Selection of patients with ESRD but without ischemic symptoms to undergo coronary angiography would ideally be randomized. However, such a strategy could have introduced a selection bias into this prospective outcomes study by intentionally enrolling only patients who were also willing to undergo angiography. Reliance on volunteers potentially improves the generalizability of the findings, particularly compared with series of dialysis patients referred for clinical indications.

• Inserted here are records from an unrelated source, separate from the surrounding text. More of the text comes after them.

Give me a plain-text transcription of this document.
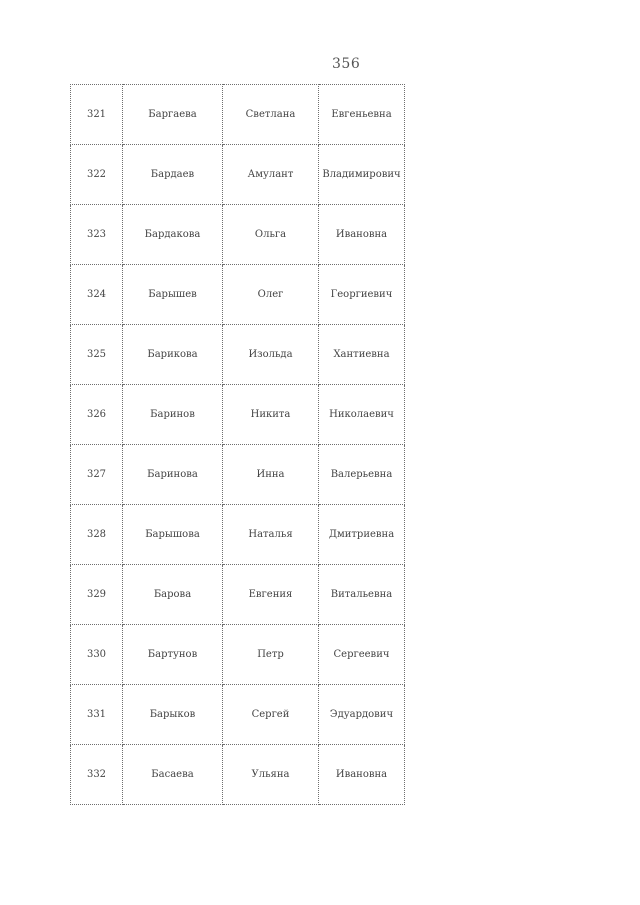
356
321	Баргаева	Светлана	Евгеньевна
322	Бардаев	Амулант	Владимирович
323	Бардакова	Ольга	Ивановна
324	Барышев	Олег	Георгиевич
325	Барикова	Изольда	Хантиевна
326	Баринов	Никита	Николаевич
327	Баринова	Инна	Валерьевна
328	Барышова	Наталья	Дмитриевна
329	Барова	Евгения	Витальевна
330	Бартунов	Петр	Сергеевич
331	Барыков	Сергей	Эдуардович
332	Басаева	Ульяна	Ивановна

Echocardiography comprised a second complementary substudy for evaluating the pathophysiology of biomarker elevation. The diverse and distant sites of this multicenter study limited the rapid acquisition of high-quality echocardiograms. Despite the large number of echocardiograms analyzed, bias due to missing data and temporal changes in left ventricular function or mass cannot be excluded.

Determination of cause of death using death notifications completed by clinicians (as used by the USRDS) may be inaccurate.³⁵ However, when the USRDS-determined cause of death was compared with the adjudicated end points of a large prospective clinical trial, the classification of death as cardiac compared favorably whereas the type of cardiac death correlated poorly between the two.³⁶ Therefore, we did not comment on the type of cardiac death identified by high levels of biomarkers.

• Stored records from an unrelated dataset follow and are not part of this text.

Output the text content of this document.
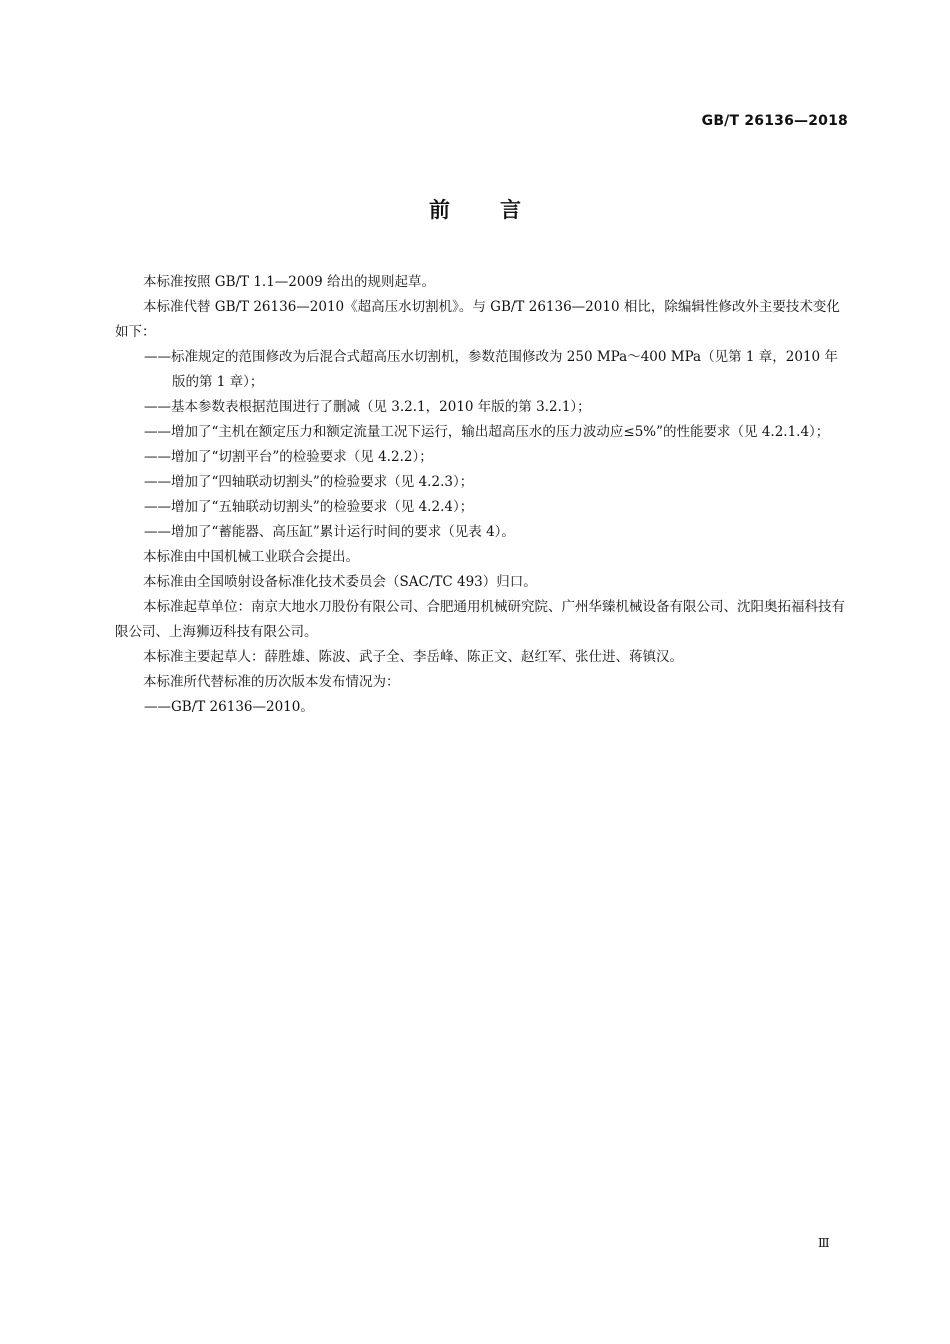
GB/T 26136—2018
前 言

本标准按照 GB/T 1.1—2009 给出的规则起草。

本标准代替 GB/T 26136—2010《超高压水切割机》。与 GB/T 26136—2010 相比，除编辑性修改外主要技术变化如下：

——标准规定的范围修改为后混合式超高压水切割机，参数范围修改为 250 MPa～400 MPa（见第 1 章，2010 年版的第 1 章）；

——基本参数表根据范围进行了删减（见 3.2.1，2010 年版的第 3.2.1）；

——增加了“主机在额定压力和额定流量工况下运行，输出超高压水的压力波动应≤5%”的性能要求（见 4.2.1.4）；

——增加了“切割平台”的检验要求（见 4.2.2）；

——增加了“四轴联动切割头”的检验要求（见 4.2.3）；

——增加了“五轴联动切割头”的检验要求（见 4.2.4）；

——增加了“蓄能器、高压缸”累计运行时间的要求（见表 4）。

本标准由中国机械工业联合会提出。

本标准由全国喷射设备标准化技术委员会（SAC/TC 493）归口。

本标准起草单位：南京大地水刀股份有限公司、合肥通用机械研究院、广州华臻机械设备有限公司、沈阳奥拓福科技有限公司、上海狮迈科技有限公司。

本标准主要起草人：薛胜雄、陈波、武子全、李岳峰、陈正文、赵红军、张仕进、蒋镇汉。

本标准所代替标准的历次版本发布情况为：

——GB/T 26136—2010。

Ⅲ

For patients with ESRD but without ischemic symptoms undergoing hemodialysis, randomly assessed levels of cTnT and CRP independently identify patients at risk of death, and the combination of the 2 levels identify patients at particularly high risk. Furthermore, small elevations of cTnT level predict a markedly increased risk of multivessel coronary atherosclerosis. Taken together, these findings identify a potential role for these markers to be incorporated into future diagnostic and therapeutic strategies aimed at the earlier detection and management of clinically silent, but high-risk, diffuse CAD.